The Tuna is also back this year with a modern makeover in two new references: the 49.4mm S23631, which can operate at depths of up to 1000 meters and the slightly smaller 47.7mm S23629, which is classed as a 300 meter dive watch. The S23631 comes in a titanium and ceramic case while the S23629 is in stainless steel.
In this case, Seiko eschewed the automatic mechanical movement for the more accurate 7C46 caliber, a quartz movement designed specifically for Diver’s watches. They went on sale this summer for $2,400 and $1,450.
Seiko’s history and innovation in the field of professional and recreational divers’ watches is every bit as rich and accomplished as legendary Swiss watchmakers such as Rolex, Omega and Blancpain, and the Japanese watchmaker is recognized and respected in Switzerland for the quality of its modern timekeepers.

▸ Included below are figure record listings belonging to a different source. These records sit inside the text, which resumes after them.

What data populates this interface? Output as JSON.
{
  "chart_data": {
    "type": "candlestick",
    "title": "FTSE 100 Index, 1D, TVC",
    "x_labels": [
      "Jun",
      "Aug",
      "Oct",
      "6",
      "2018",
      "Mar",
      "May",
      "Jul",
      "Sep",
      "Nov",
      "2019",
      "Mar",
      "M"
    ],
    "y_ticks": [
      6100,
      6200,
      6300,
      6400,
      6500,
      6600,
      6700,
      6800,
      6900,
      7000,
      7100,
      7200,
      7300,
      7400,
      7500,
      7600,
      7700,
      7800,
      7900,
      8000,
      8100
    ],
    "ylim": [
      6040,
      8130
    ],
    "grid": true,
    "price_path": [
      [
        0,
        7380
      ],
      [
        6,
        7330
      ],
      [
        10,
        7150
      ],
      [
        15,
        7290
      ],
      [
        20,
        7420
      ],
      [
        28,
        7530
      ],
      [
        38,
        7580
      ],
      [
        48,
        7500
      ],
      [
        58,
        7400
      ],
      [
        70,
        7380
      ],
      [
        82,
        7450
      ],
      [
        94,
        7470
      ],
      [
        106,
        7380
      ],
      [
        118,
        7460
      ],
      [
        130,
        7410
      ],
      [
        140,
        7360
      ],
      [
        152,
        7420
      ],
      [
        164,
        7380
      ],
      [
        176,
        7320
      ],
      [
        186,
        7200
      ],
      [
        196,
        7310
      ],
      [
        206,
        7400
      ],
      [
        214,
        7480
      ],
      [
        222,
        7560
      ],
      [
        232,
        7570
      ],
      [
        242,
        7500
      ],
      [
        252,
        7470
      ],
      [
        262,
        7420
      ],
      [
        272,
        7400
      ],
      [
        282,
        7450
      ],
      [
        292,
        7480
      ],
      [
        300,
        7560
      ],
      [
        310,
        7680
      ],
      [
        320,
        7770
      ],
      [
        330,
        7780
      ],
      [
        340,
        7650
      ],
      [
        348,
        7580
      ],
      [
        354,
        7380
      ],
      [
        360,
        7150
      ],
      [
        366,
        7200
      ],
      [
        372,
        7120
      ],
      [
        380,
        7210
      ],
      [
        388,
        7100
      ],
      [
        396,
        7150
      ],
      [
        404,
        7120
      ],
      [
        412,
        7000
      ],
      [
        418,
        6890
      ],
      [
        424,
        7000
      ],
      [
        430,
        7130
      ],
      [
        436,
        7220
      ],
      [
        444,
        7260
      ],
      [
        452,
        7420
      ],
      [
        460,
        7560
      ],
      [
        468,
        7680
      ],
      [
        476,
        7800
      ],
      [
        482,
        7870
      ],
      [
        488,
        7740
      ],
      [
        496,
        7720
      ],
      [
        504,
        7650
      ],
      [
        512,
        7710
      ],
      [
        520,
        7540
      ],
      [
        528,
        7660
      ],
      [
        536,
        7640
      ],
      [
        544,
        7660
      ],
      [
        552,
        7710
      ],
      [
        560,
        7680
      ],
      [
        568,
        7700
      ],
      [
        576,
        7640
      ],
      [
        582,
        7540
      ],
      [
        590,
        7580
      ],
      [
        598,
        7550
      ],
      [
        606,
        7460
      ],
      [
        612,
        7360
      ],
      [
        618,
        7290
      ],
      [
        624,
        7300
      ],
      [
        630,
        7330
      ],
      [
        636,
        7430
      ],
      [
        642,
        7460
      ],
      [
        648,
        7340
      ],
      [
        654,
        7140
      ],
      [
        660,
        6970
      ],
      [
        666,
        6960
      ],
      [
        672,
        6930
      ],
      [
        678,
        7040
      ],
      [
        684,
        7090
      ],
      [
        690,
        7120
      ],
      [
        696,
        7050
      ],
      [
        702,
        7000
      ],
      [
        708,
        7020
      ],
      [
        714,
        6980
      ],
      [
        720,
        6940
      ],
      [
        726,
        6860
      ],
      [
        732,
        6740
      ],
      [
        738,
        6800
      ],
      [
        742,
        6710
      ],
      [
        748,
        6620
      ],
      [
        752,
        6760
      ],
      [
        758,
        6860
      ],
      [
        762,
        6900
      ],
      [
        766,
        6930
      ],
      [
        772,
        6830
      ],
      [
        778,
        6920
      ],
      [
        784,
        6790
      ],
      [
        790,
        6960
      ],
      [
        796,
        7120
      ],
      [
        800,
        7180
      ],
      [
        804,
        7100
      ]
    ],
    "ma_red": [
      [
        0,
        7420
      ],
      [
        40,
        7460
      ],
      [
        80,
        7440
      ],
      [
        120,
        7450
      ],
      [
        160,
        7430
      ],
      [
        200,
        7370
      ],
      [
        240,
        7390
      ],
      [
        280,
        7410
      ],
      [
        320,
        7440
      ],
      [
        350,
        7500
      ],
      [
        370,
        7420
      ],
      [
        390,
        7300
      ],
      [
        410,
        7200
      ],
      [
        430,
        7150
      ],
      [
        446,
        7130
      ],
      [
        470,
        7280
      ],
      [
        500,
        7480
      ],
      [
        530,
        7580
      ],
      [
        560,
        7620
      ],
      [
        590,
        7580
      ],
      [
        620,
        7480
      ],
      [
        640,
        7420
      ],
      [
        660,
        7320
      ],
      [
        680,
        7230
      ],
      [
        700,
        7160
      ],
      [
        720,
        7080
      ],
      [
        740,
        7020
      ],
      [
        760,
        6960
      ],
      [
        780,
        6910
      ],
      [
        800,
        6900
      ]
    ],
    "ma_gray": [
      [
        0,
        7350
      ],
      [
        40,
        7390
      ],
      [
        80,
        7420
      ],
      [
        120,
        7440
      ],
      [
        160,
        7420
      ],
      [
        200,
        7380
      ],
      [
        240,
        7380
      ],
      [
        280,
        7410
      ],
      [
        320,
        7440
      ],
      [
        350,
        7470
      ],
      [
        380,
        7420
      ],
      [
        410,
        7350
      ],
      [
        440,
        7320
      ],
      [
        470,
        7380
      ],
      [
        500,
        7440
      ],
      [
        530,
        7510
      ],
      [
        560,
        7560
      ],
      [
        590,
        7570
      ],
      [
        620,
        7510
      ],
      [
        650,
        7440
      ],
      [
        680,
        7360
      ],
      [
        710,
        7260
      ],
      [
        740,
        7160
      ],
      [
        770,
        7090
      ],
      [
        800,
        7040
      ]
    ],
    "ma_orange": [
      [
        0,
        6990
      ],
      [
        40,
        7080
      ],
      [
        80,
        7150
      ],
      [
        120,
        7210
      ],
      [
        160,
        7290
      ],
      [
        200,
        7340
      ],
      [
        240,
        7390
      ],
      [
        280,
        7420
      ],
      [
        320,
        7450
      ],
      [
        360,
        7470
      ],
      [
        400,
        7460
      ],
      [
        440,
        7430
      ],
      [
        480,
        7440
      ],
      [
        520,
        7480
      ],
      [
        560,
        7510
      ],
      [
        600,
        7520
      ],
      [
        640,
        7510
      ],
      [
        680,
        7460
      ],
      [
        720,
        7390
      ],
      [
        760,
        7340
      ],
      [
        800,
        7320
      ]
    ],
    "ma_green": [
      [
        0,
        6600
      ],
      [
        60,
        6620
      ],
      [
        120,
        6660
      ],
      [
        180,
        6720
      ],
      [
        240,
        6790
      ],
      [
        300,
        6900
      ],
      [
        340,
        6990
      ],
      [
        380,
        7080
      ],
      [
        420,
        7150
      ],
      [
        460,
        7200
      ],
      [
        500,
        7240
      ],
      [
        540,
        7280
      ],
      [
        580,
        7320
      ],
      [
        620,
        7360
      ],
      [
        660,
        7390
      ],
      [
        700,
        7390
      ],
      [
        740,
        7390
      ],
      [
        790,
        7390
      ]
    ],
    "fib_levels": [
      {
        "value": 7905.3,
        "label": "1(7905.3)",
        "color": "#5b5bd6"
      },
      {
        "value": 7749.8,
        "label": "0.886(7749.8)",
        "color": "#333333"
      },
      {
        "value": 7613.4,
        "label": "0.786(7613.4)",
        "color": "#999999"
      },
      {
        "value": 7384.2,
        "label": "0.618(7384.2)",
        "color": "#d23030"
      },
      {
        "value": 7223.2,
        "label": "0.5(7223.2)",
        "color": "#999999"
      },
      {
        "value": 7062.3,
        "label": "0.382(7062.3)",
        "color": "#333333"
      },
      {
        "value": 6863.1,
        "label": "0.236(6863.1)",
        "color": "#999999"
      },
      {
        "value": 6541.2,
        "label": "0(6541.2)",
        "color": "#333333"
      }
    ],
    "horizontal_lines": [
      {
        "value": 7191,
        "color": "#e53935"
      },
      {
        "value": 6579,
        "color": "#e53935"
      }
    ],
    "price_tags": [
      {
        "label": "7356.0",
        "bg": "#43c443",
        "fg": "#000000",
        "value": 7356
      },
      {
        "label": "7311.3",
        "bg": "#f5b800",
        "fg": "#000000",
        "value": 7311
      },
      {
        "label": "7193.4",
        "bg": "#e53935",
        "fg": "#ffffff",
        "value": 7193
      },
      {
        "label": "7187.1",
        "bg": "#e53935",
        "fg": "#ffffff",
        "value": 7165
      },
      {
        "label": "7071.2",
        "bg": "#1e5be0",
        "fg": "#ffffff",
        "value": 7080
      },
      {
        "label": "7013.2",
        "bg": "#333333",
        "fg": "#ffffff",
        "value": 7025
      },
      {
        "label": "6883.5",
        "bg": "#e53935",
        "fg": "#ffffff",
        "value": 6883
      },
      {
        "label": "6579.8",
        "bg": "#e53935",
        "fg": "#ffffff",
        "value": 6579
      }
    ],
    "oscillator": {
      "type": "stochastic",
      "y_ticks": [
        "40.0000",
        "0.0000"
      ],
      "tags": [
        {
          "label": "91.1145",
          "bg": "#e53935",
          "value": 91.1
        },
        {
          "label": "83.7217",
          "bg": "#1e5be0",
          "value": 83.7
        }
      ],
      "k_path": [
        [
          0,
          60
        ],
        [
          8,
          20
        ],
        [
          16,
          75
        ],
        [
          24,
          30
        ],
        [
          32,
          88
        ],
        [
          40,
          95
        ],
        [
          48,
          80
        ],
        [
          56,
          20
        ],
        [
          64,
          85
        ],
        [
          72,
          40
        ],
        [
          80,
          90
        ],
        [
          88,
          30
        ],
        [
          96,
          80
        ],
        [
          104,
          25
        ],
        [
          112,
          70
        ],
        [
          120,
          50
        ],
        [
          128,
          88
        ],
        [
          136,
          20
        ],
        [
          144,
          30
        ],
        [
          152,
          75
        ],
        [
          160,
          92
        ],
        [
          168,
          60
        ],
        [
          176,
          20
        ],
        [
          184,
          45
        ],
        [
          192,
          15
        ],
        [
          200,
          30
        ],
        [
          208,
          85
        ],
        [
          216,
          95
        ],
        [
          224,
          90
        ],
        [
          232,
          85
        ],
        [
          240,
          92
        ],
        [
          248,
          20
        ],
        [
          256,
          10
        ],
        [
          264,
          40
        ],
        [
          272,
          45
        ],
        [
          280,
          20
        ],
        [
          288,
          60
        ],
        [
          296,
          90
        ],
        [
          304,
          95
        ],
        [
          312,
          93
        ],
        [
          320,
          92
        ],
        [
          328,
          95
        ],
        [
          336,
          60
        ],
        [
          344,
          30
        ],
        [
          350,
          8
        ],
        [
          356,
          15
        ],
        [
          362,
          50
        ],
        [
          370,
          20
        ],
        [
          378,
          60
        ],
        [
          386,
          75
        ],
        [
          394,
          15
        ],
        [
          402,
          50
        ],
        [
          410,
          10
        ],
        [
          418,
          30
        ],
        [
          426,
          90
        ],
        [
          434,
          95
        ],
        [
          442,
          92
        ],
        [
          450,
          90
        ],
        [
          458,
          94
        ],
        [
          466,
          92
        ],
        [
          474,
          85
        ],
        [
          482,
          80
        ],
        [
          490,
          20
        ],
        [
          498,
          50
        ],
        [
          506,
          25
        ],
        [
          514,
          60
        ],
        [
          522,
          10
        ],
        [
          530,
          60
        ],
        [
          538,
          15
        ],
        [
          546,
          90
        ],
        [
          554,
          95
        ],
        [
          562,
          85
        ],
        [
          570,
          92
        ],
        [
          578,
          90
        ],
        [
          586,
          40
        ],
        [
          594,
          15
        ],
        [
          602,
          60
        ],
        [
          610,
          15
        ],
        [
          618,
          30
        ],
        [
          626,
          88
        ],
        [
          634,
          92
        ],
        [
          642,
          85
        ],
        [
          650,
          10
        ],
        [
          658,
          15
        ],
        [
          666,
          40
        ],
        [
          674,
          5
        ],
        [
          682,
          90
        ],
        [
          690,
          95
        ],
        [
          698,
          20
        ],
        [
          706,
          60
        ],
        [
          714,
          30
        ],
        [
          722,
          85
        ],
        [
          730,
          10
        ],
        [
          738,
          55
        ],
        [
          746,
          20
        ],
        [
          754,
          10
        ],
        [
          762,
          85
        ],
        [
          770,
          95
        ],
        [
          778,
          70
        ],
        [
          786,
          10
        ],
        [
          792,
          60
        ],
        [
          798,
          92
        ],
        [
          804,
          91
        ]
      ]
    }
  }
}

Seiko has won prizes for its watches at the Grand Prix d’Horlogerie de Genève (GPHG) on multiple occasions. Its Spring Drive Spacewalk Commemorative Edition was named the Sports Watch of the Year in 2010 and was praised for being the only watch in the world designed from scratch to be worn during a spacewalk.
In 2019, Seiko’s titanium Prospex LX, which also uses the Spring Drive movement, earned the gong in GPHG’s Diver’s Watch category and is now, arguably, Seiko’s signature watch. Spring Drive takes precision to a new level for mechanical watches, achieving +/- 1 second per day accuracy and delivering its power perfectly to a smoothly sweeping seconds hand.
Its unique architecture and engineering also make it highly resistant to temperature and pressure variations; vital qualities that show the constant improvements seen over Seiko’s 55 years’ of watchmaking for divers.